The perceived character of particular animals, male and female, real and imaginary, is not subject to simple generalisation, and once we embark on the assembly of lists it is difficult to know when to stop a complex and often unstable mesh of cultural factors, knowledge, experience, and deep-seated instincts are involved, collectively and individually. The same creature can play the roles of polar opposites. Many people love birds of all kinds. A few cannot stand to look or touch of feathers. And one of the scariest of all Alfred Hitchcock’s masterpieces of filmed unease was “The Birds”, in which flocks of flapping insurgents wreaked mass revenge on humans, as fronted by the lovely Tippi Hendren (fig. 1). The complexity and fluidity of our feelings does nothing, however, to diminish the elemental power of our reactions to each creature in particular circumstances.

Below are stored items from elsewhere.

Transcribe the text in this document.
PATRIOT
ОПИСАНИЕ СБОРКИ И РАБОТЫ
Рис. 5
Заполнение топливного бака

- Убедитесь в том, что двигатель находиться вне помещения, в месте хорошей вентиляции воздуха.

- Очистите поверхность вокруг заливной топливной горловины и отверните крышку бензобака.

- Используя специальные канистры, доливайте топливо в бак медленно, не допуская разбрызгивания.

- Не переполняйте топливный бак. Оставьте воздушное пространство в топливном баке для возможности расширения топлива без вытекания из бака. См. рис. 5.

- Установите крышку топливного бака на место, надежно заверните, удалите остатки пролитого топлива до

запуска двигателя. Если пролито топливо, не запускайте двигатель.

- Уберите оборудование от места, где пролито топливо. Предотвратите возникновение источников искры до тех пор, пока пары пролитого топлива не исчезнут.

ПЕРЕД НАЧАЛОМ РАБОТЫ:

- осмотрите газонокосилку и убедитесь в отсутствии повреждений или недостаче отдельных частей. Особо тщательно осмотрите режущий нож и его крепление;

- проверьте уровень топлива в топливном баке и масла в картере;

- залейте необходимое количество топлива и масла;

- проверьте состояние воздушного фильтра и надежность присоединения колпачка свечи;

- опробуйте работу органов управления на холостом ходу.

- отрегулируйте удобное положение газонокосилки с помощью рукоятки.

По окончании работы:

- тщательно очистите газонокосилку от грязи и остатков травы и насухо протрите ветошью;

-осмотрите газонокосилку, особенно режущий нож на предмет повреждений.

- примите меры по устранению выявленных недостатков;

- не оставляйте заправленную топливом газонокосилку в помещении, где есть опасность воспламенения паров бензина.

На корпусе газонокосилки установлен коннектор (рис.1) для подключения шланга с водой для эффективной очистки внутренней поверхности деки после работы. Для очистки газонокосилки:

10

The power of a film such as Hitchcock’s, addressed to adult audiences, shows that whatever we may have sloughed off amongst our childish things, we retain a very strong instinct to anthropomorphise animals and to build them into our own stories. Domesticated companions are obviously in the front line, but no visitor to a zoo is likely to the resist the pull to assign character on the basis of appearance. Even the popular names of some wild animals and, most notably, birds speak of their fancifully assigned roles in human society. The Secretary Bird, for instance, is all neat precision and high-heeled pertness.

Orwell’s exemplary “fairy tale” of revolutionary animals taking over their farm, and the inexorable onset of hierarchies and divisiveness, gains much of the efficacy of its characterisation from our instinctual anthropomorphising. The initial assembly was convened by “old Major, the prize Middle-White boar”, now venerable and stout, but still “majestic looking”. Of the sketches of the animals, all of whom behave as more-or-less true to type, none are more finely characterised than the horses, the beast best known to humans over the ages:
"The two cart-horses, Boxer and Clover, came in to together, walking very slowly and setting down their vast hairy hoofs with great care lest there should be some small animal concealed in the straw. Clover was a stout motherly mare approaching middle life, who had never quire got her figure back after her fourth foal. Boxer was an enormous beast, nearly eighteen hands high, and as strong as two ordinary horses put together. A white stripe down the centre of his nose gave him a somewhat stupid appearance, and in fact he was not of first-rate intelligence, but he was universally respected for his steadiness of character and tremendous powers of work…
At the last moment, Mollie, the foolish, pretty white mare, who drew Mr. Jones’s trap, came mincing daintily in, chewing a lump of sugar. She took her place near the front and began flitting her white mane, hoping to draw attention to the red ribbons it was plaited with."
Writing this, as I am, in Los Angeles on the night that the Oscars are awarded, I sense that Mollie would had felt more at home amongst the bejewelled starlets than with the pigs snuffling in their troughs. Though in Orwell’s tale it is the pigs that are the cleverest of animals.

At the very end of the book, the pigs are to be discovered forging a self-serving alliance with neighbouring humans. Looking into the house at the summit meeting of pigs and farmers,
"Clover’s old dim eyes flitted from one face to another. Some of them had five chins. some had four, some had three. But what was it that seemed to be melting and changing?…"
Later, following an argument between Mr Pilkington and Napoleon, the leading pig, who had been accused of cheating at cards,
"Twelve voices were shouting in anger, and they were all alike. No question, now, what had happened to the faces of the pigs. The creatures outside looked from pig to man, and from man to pig again; but already it was impossible to say which was which."
This last line of Orwell’s novel flips to the other side of our coin; that is to say; to our parade of animalised people.